2000-2009 | Barcelona, Spain | Facility.

Barcelona Botanical Institute, CSIC

The Botanical Institute building, a center dependent on the Higher Council of Scientific Research, is located at the uppermost datumof the Barcelona Botanical Gardens on the Montjuïc mountainside, next to the Olympic Ring.

The building leans over the northwest wing of the garden, the area devoted to phyto-sections from the western Mediterranean and North Africa, with views across the city of Barcelona. It is structured as a horizontal line that crosses the sloping natural terrain like a hinge between two topographical datums. Given this, the section permits the various programs to be organized with independent entrances from the road to the rear and from the network of pathways in the garden.

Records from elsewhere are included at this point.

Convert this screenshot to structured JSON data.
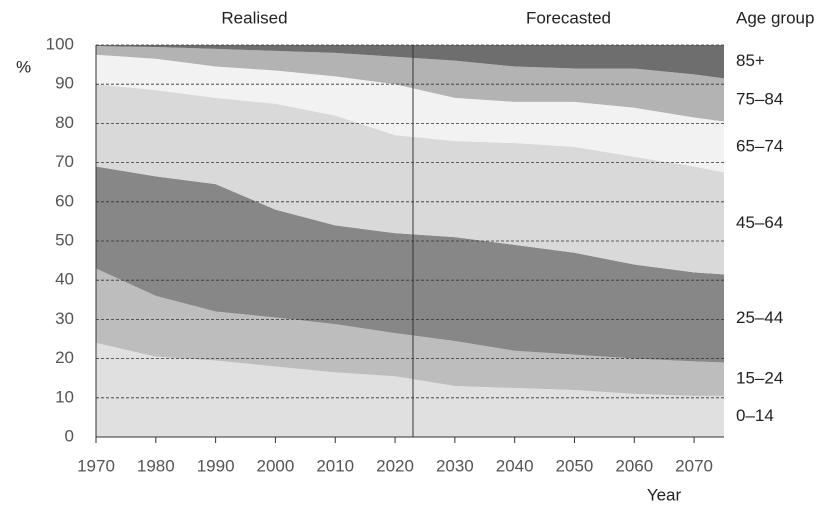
{
  "chart_data": {
    "type": "stacked_area",
    "y_label": "%",
    "x_label": "Year",
    "legend_title": "Age group",
    "annotations": [
      "Realised",
      "Forecasted"
    ],
    "divider_x": 2023,
    "x": [
      1970,
      1980,
      1990,
      2000,
      2010,
      2020,
      2030,
      2040,
      2050,
      2060,
      2070,
      2075
    ],
    "series": [
      {
        "name": "0–14",
        "color": "#e0e0e0",
        "values": [
          24,
          20.5,
          19.5,
          18,
          16.5,
          15.5,
          13,
          12.5,
          12,
          11,
          10.5,
          10.5
        ]
      },
      {
        "name": "15–24",
        "color": "#bdbdbd",
        "values": [
          19,
          15.5,
          12.5,
          12.5,
          12.3,
          11,
          11.5,
          9.5,
          9,
          9,
          8.8,
          8.5
        ]
      },
      {
        "name": "25–44",
        "color": "#878787",
        "values": [
          26,
          30.5,
          32.5,
          27.5,
          25.2,
          25.5,
          26.5,
          27,
          26,
          24,
          22.7,
          22.5
        ]
      },
      {
        "name": "45–64",
        "color": "#d9d9d9",
        "values": [
          21,
          22,
          22,
          27,
          28,
          25,
          24.5,
          26,
          27,
          27.5,
          27,
          26
        ]
      },
      {
        "name": "65–74",
        "color": "#f2f2f2",
        "values": [
          7.5,
          8,
          8,
          8.5,
          10,
          13,
          11,
          10.5,
          11.5,
          12.5,
          12.5,
          13
        ]
      },
      {
        "name": "75–84",
        "color": "#b3b3b3",
        "values": [
          2.2,
          3,
          4.5,
          5,
          6,
          7,
          9.5,
          9,
          8.5,
          10,
          11,
          11
        ]
      },
      {
        "name": "85+",
        "color": "#6e6e6e",
        "values": [
          0.3,
          0.5,
          1,
          1.5,
          2,
          3,
          4,
          5.5,
          6,
          6,
          7.5,
          8.5
        ]
      }
    ],
    "xlim": [
      1970,
      2075
    ],
    "ylim": [
      0,
      100
    ],
    "xticks": [
      1970,
      1980,
      1990,
      2000,
      2010,
      2020,
      2030,
      2040,
      2050,
      2060,
      2070
    ],
    "yticks": [
      0,
      10,
      20,
      30,
      40,
      50,
      60,
      70,
      80,
      90,
      100
    ],
    "grid": true
  }
}
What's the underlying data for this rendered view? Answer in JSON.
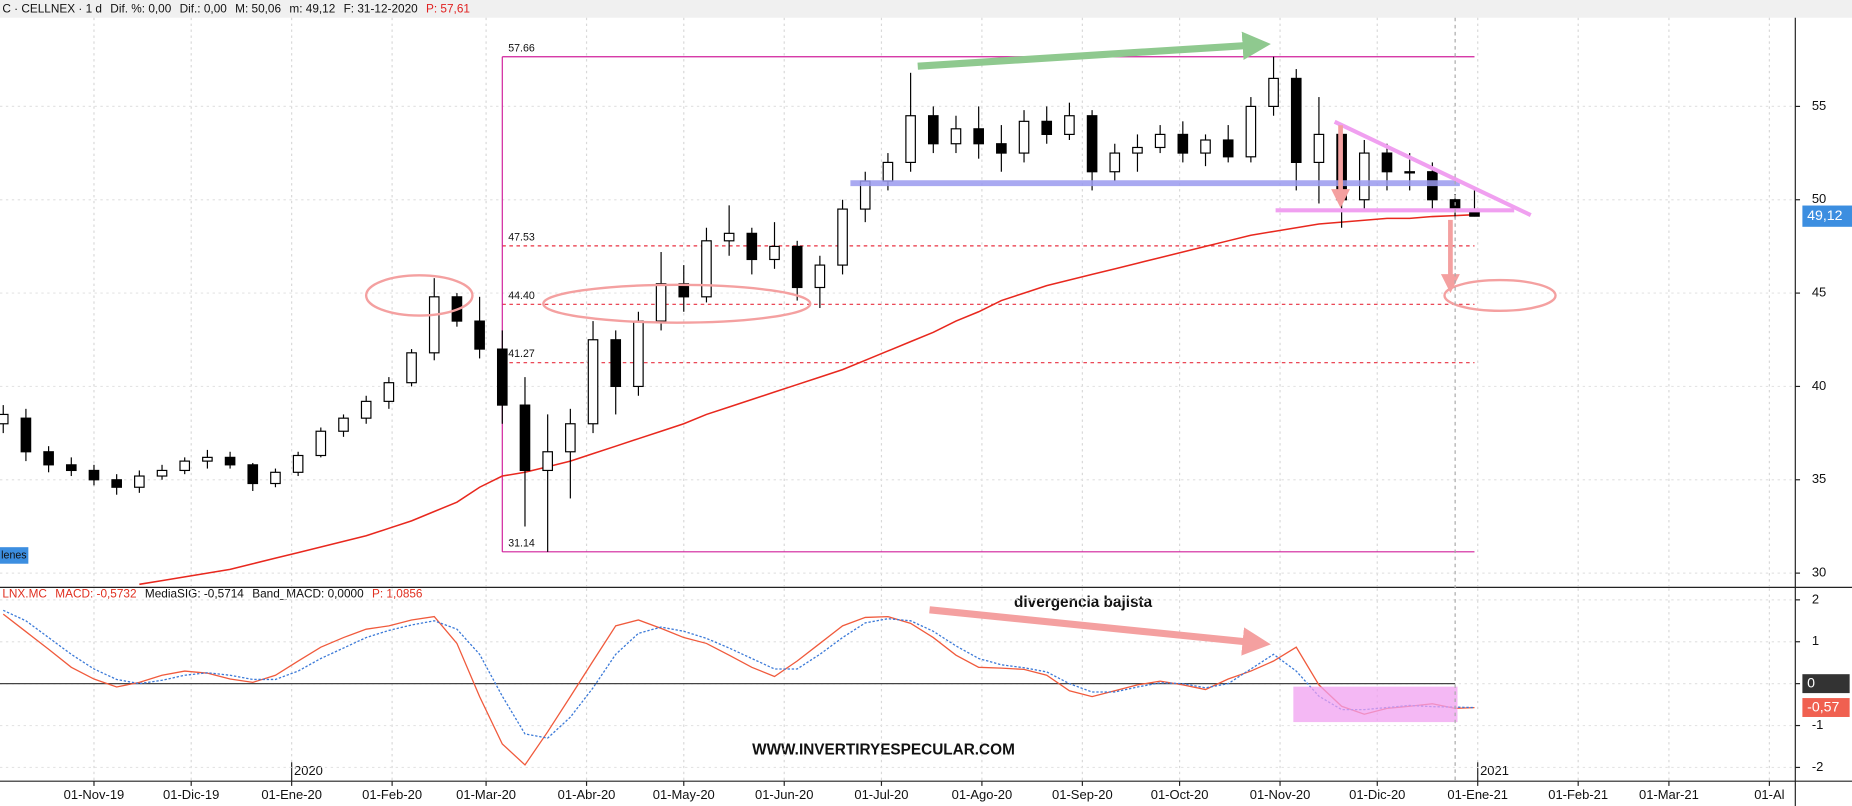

The Botanical Institute is divided into three differentiated levels, each responding to their particular program:

- A lower subterranean level housed in the large concrete shell forming the foundations, which contains, along with their individual air-conditioning systems, the plants, books and main herbarium, plus the installations and small work area, each illuminated and ventilated by means of patios.

- This floor acts as a structural counterweight to the constructional device of the upper floors: a nexus of filters, walls and bridging joists in reinforced concrete that organize the program and sustain the intermediary level at garden height and those which suspend the upper floor at the datum of the entrance platform and parking lot to the rear.

- At the intermediary level, linked to the network of pathways in the Botanical Gardens, is the multifunctional hall and Salvador Museum, the exhibition area and cafe-restaurant. The public visiting the garden have access to all of these.

- At the upper level there is the restricted area intended for the scientists: the library, research zones and laboratories, and the administration area.

The six-meter bays adapt to the differing structural and lighting requirements, forming a continuum in which the prominence of the cantilevers increases in proportion to the sharpness of the sloping terrain.

The building utilizes the same materials as are employed in the construction of the garden: bare concrete and Corten steel.